Дети обычно шли играть на луг. Их сопровождал дядька Никита и бессменная нянюшка. Девочки бросали воланы — они очень любили эту игру, а Артемка садился неподалеку и смотрел на них. Постепенно его внимание переключалось на бегущие по небу облака или журчание ручья, убегающего за дальний лес, и тогда он погружался в мечтательную дремоту. Перед его мысленным взором проплывали неведомые страны и звери — нянюшка по вечерам читала ему книжки, которые папенька милостиво разрешил брать из библиотеки. Артемка открывал для себя все новые и новые миры, которые, оказывается, жили где-то далеко-далеко от их дома. Но до них можно было доплыть на белоснежных кораблях или доехать на карете, запряженной шестеркой лошадей. Он мечтал, что, когда вырастет, то обязательно побывает там, в этих неведомых странах, и даже там, где еще никто до него не бывал.

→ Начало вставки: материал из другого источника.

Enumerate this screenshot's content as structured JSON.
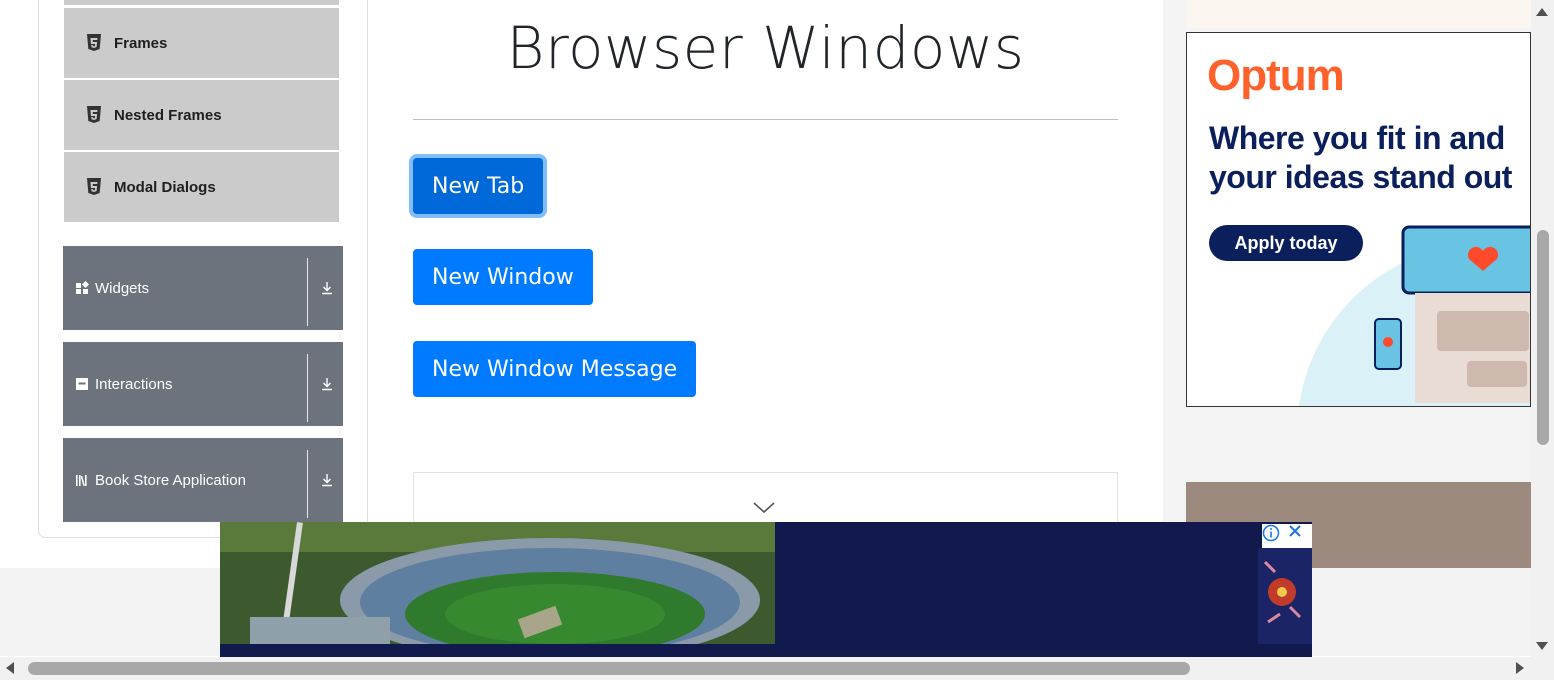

А пока он сидел на сочной траве летнего луга и мечтал, глядя, как сестры хохочут, убегая от дядьки Никиты, который подговорил их поиграть в салочки. И эти нехитрые занятия все длились и длились, целые дни растворялись в этом сладком безвременьи, и Артемка был счастлив.
Потом наступало время обеда. Кузьма Иосифович занимал кресло во главе стола, и, откушав наваристых суточных щей, обменивался свежими новостями с женой.
— Друг мой, Катенька, ты не представляешь, как измельчал ныне поэт. С тех пор как не стало нашего российского светила, ничего даже близко похожего на то, что было ранее, я не нахожу ни в одном альманахе. Да-а, жаль, жаль Пушкина. Как он умел стихотворствовать, э-эх! Так иногда изловчится — просто дух захватывает! Невосполнимая потеря для России. Не будет теперь у России такого Пушкина еще очень долго — попомните мои слова.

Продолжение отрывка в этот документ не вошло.